Gov. Maura Healey signed the final budget for fiscal year 2024 last month that included $172 million for free breakfast and lunch for every student in Massachusetts public schools. The program was a priority for the House of Representatives, whose leader Mariano was a teacher.
The move makes Massachusetts the eighth state in the country to make the free meals program permanent after the pandemic policy was initiated with federal money.
But the House-sponsored program takes up a large portion of the new $1 billion in education and transportation spending, available for the first time this year after voters approved a new 4% surtax on household income exceeding $1 million annually.
The senators and Haley originally recommended continuing the pandemic-era program through future supplemental budgets rather than including it in the annual budget bill that funds state government. But after months of negotiations, lawmakers made the program permanent — by incorporating it into the Fiscal 24 budget instead of funding it on a semi-regular basis with supplemental appropriations.
Of the $172 million, $69 million comes from additional tax revenue, and $103 million is funded elsewhere in the spending bill through general appropriations.
“Make no mistake about it, it’s not going to be easy every year. We don’t get ARPA money every year,” Mariano said Thursday, referring to federal pandemic relief money that has helped swell state coffers in recent years. “Maintaining that commitment will be a challenge, but you have my word and these people who will come here after me that we will succeed — we will succeed.”
Mariano, Haley, Gov. Kim Driscoll, House Speaker Aaron Michlewicz, Rep. Andy Vargas and other lawmakers held a news conference about the program at Quincy Elementary School where the House speaker was teaching. Vargas, of Haverhill, was one of the bill’s original sponsors.

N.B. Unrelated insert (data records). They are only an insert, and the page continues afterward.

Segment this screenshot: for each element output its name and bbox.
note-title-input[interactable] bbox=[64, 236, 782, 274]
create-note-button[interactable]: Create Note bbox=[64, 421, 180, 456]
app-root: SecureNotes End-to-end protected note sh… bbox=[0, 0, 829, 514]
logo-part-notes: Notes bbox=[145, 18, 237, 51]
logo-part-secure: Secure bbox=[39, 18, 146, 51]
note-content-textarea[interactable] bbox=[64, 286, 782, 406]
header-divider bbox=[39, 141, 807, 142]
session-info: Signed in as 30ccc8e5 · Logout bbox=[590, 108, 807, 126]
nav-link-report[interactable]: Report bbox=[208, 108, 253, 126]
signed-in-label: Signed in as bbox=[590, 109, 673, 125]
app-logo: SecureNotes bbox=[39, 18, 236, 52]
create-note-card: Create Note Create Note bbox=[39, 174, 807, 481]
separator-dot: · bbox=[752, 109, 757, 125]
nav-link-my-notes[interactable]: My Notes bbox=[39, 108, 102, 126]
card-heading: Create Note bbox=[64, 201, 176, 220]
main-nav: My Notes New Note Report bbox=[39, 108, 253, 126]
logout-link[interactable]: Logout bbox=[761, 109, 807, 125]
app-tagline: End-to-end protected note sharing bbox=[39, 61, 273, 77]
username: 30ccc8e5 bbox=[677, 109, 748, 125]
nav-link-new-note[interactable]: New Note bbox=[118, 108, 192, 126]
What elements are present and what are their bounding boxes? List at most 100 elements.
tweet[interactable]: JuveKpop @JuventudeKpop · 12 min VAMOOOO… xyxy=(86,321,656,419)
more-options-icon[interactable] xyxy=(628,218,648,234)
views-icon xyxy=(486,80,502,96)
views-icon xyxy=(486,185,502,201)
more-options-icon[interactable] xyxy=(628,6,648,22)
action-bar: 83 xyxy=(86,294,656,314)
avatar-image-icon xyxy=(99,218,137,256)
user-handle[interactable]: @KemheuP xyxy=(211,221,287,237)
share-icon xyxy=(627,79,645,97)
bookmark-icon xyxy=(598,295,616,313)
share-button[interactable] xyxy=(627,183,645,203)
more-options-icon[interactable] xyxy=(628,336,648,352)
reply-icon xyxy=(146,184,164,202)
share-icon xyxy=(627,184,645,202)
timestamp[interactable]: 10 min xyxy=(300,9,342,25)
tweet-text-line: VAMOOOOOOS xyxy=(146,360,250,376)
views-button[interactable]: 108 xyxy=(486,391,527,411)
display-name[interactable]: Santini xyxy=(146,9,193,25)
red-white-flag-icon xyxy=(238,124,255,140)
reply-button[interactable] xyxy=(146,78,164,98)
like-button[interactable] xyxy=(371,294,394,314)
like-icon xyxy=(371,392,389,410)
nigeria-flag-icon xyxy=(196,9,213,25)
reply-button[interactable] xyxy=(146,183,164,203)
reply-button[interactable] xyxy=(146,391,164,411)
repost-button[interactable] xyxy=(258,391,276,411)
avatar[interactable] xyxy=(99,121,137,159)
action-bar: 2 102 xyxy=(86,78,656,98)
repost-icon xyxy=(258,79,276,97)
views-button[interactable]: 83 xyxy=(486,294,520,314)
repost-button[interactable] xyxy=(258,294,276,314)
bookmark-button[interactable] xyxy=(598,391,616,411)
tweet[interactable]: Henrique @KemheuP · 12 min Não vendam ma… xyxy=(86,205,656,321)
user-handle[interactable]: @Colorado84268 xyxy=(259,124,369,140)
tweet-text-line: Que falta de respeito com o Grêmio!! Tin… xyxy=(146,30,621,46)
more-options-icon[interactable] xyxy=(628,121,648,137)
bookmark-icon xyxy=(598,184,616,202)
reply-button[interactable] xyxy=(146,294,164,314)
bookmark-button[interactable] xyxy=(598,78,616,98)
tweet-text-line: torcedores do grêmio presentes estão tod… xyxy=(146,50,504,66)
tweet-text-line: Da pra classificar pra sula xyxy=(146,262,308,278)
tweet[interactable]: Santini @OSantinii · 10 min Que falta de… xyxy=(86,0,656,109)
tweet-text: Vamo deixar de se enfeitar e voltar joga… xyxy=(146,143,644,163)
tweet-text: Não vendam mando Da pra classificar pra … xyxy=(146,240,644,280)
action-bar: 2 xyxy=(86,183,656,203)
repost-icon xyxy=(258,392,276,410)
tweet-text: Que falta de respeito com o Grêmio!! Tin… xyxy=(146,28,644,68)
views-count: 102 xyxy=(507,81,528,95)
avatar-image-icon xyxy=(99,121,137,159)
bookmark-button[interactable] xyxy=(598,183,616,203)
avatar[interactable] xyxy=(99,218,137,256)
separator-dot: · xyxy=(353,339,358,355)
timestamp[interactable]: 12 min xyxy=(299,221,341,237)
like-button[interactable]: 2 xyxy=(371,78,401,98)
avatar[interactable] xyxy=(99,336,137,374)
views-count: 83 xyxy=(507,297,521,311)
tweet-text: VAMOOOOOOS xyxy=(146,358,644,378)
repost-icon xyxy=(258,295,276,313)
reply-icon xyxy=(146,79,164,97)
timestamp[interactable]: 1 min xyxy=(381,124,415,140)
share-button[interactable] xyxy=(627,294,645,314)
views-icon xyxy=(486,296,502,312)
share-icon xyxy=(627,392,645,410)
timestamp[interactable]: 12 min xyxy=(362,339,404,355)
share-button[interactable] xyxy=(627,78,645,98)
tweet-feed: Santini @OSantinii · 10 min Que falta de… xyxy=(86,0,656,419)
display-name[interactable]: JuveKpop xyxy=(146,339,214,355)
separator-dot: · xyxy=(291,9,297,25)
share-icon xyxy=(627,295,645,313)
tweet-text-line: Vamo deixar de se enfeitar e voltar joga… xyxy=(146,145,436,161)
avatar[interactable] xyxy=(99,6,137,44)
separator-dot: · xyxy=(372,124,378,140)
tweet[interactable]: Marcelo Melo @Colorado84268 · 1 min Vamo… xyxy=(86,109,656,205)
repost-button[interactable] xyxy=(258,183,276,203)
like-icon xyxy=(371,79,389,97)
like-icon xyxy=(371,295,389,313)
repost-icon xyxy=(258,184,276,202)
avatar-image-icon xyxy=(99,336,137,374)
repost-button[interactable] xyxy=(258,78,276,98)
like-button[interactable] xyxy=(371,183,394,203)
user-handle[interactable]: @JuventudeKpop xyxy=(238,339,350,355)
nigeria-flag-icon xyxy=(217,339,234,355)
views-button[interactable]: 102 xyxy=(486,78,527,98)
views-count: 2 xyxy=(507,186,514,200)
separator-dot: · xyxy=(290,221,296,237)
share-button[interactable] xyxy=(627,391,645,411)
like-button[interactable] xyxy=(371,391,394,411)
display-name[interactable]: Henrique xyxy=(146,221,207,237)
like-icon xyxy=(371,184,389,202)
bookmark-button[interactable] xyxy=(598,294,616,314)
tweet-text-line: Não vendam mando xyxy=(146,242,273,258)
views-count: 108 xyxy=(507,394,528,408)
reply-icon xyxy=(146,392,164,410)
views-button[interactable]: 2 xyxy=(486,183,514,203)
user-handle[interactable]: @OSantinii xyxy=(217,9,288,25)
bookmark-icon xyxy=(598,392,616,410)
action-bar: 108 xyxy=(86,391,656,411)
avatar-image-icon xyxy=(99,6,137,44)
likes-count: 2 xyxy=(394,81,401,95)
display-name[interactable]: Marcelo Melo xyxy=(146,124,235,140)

Estimating the total cost of feeding every student in Massachusetts two meals a day has slowly crept up over the past year. When the House originally proposed including the policy in the budget in April, it recommended $161 million to cover costs.

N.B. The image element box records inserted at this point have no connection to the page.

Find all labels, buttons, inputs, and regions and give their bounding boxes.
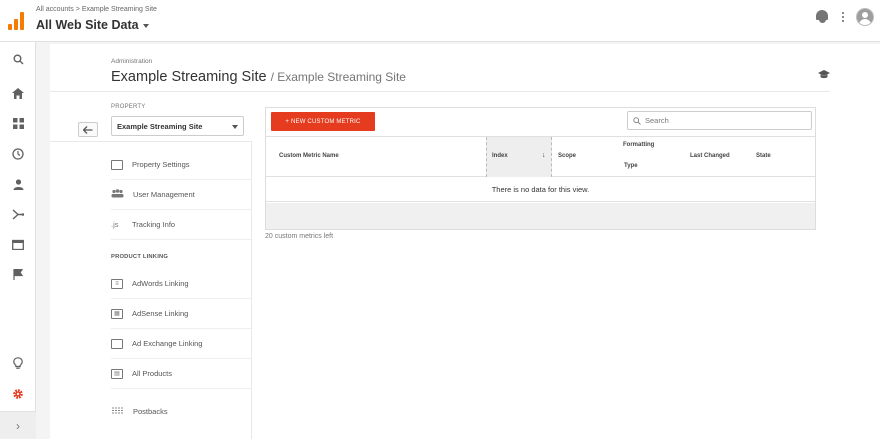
audience-person-icon[interactable] [0, 173, 36, 195]
col-formatting[interactable]: Formatting [623, 142, 654, 148]
column-border [251, 142, 252, 439]
page-title: Example Streaming Site / Example Streami… [111, 69, 406, 85]
menu-item-label: Property Settings [132, 160, 190, 169]
page-title-main: Example Streaming Site [111, 69, 267, 85]
customization-icon[interactable] [0, 112, 36, 134]
menu-item-label: Ad Exchange Linking [132, 339, 203, 348]
col-index[interactable]: Index [492, 153, 508, 159]
col-type[interactable]: Type [624, 163, 638, 169]
postbacks-icon [111, 406, 124, 417]
property-settings-icon [111, 159, 123, 170]
property-selector-section: PROPERTY Example Streaming Site [111, 104, 251, 136]
breadcrumb: All accounts > Example Streaming Site [36, 6, 157, 13]
breadcrumb-site[interactable]: Example Streaming Site [82, 6, 157, 13]
view-selector[interactable]: All Web Site Data [36, 18, 149, 32]
admin-gear-icon[interactable] [0, 383, 36, 405]
admin-label: Administration [111, 58, 153, 65]
breadcrumb-separator: > [75, 6, 80, 13]
chevron-down-icon [232, 124, 238, 129]
graduation-cap-icon[interactable] [818, 70, 830, 82]
table-footer [266, 203, 815, 229]
expand-nav-chevron-icon[interactable]: › [0, 411, 36, 439]
behavior-calendar-icon[interactable] [0, 233, 36, 255]
col-custom-metric-name[interactable]: Custom Metric Name [279, 153, 339, 159]
search-input[interactable]: Search [627, 111, 812, 130]
menu-item-postbacks[interactable]: Postbacks [111, 396, 251, 426]
property-label: PROPERTY [111, 104, 146, 110]
menu-item-ad-exchange-linking[interactable]: Ad Exchange Linking [111, 329, 251, 359]
notifications-icon[interactable] [814, 10, 830, 24]
realtime-clock-icon[interactable] [0, 143, 36, 165]
home-icon[interactable] [0, 82, 36, 104]
custom-metrics-table: + NEW CUSTOM METRIC Search Custom Metric… [265, 107, 816, 230]
nav-rail: › [0, 42, 36, 439]
menu-item-label: AdWords Linking [132, 279, 189, 288]
more-options-icon[interactable] [842, 12, 844, 22]
new-custom-metric-button[interactable]: + NEW CUSTOM METRIC [271, 112, 375, 131]
menu-item-adsense-linking[interactable]: ▦ AdSense Linking [111, 299, 251, 329]
menu-item-property-settings[interactable]: Property Settings [111, 150, 251, 180]
admin-header: Administration Example Streaming Site / … [50, 44, 830, 92]
search-icon[interactable] [0, 48, 36, 70]
users-icon [111, 189, 124, 200]
header-actions [814, 8, 880, 26]
menu-item-label: User Management [133, 190, 195, 199]
all-products-icon: ▤ [111, 368, 123, 379]
menu-item-tracking-info[interactable]: .js Tracking Info [111, 210, 251, 240]
search-placeholder: Search [645, 116, 669, 125]
product-linking-heading: PRODUCT LINKING [111, 254, 169, 260]
empty-message: There is no data for this view. [266, 178, 815, 202]
lightbulb-icon[interactable] [0, 352, 36, 374]
table-header: Custom Metric Name Index ↓ Scope Formatt… [266, 136, 815, 177]
conversions-flag-icon[interactable] [0, 263, 36, 285]
menu-item-label: AdSense Linking [132, 309, 189, 318]
breadcrumb-accounts[interactable]: All accounts [36, 6, 74, 13]
menu-item-label: All Products [132, 369, 173, 378]
property-selected: Example Streaming Site [117, 121, 203, 131]
col-last-changed[interactable]: Last Changed [690, 153, 730, 159]
admin-panel: Administration Example Streaming Site / … [50, 44, 880, 439]
ad-exchange-icon [111, 338, 123, 349]
js-icon: .js [111, 220, 119, 229]
sort-arrow-icon[interactable]: ↓ [542, 152, 546, 159]
property-dropdown[interactable]: Example Streaming Site [111, 116, 244, 136]
adsense-icon: ▦ [111, 308, 123, 319]
search-icon [633, 116, 641, 125]
metrics-remaining: 20 custom metrics left [265, 233, 334, 240]
page-title-sub: / Example Streaming Site [270, 70, 406, 84]
menu-item-adwords-linking[interactable]: ≡ AdWords Linking [111, 269, 251, 299]
top-bar: All accounts > Example Streaming Site All … [0, 0, 880, 42]
acquisition-icon[interactable] [0, 203, 36, 225]
menu-item-all-products[interactable]: ▤ All Products [111, 359, 251, 389]
analytics-logo-icon[interactable] [7, 10, 25, 30]
menu-item-label: Postbacks [133, 406, 168, 416]
menu-item-user-management[interactable]: User Management [111, 180, 251, 210]
col-state[interactable]: State [756, 153, 771, 159]
back-arrow-button[interactable] [78, 122, 98, 137]
avatar[interactable] [856, 8, 874, 26]
chevron-down-icon [142, 23, 149, 28]
view-title: All Web Site Data [36, 18, 139, 32]
column-divider [50, 141, 252, 142]
col-scope[interactable]: Scope [558, 153, 576, 159]
menu-item-label: Tracking Info [132, 220, 176, 229]
adwords-icon: ≡ [111, 278, 123, 289]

Last year, the state’s fiscal year 2023 budget included $110 million to preserve free meals after federal aid — which ran out by March — expired. Haley approved $65 million in additional spending in the spring to keep the program running through the end of the 2022-2023 school year.
“When we saw that (federal) funding for the free lunch program was about to expire, Andy Vargas called me with an adjustment to stick to the budget. I asked him the question I ask everyone when they come in. ‘How much?’” Mariano said with a laugh. How much will this cost? He had an approximate figure – just under the target. Slightly below target. “I think it may have been intentional.”

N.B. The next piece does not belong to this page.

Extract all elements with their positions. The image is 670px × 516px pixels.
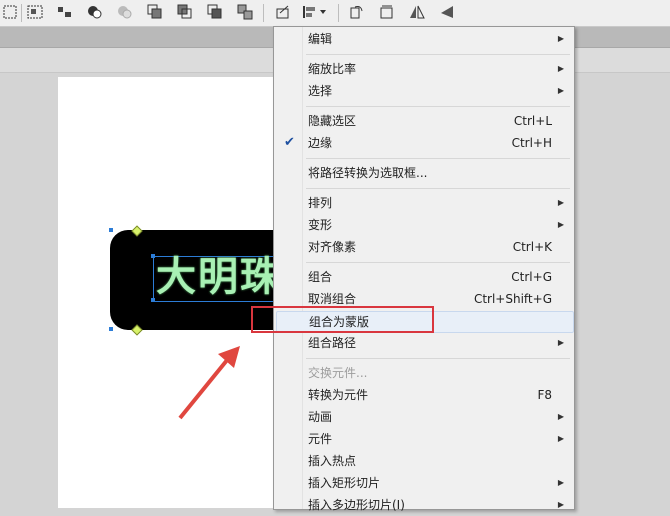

When he approached Michelowitz about including the proposal in the budget, they had a conversation “about everything but money,” the spokesman said.
“I said, ‘I’d really like to do this.’ I remember going to school and asking the kids to put their heads on the desk at eight o’clock because they were tired. And I would ask, ‘The first thing I should do is, ‘Ask have you eaten today?’ “No, no,” Mariano said.
He was one of several speakers Thursday celebrating the new program. The project will impact all 500,000 students in the state’s public schools, said Erin McAleer, Bread Project president and CEO.
“Together we are improving the health and food insecurity of an entire generation of children and generations of children to come,” McAleer said.
Funding free meals for all students will allow the district to improve the quality of the food they serve, Quincy Public Schools Superintendent Kevin Mulvey said.
“The additional government funds will allow us to focus on buying locally and purchasing sustainable food and paper products,” he said. “At Quincy, we have increased the number of meals we provide to our students by 25 percent since the beginning of the free meal program, which is amazing.”
Making meals available to all students helps remove the stigma associated with cutting back on lunch, and will encourage more kids to eat at school, Healey said.
“When we had the opportunity to make it permanent — Aaron (Michlowitz), I don’t know how he does it, but he moves the numbers and suddenly, we have money. We have enough money for this. I can’t think of a better way to spend it,” Mariano said.
The latest revenue report showed state tax collectors brought in $172 million — the exact amount it will cost the school meals program this fiscal year — less in August 2023 than they did last August. Through the first two months of fiscal 2024, the Department of Revenue brought in $21 million, or 0.4% below the benchmark year to date.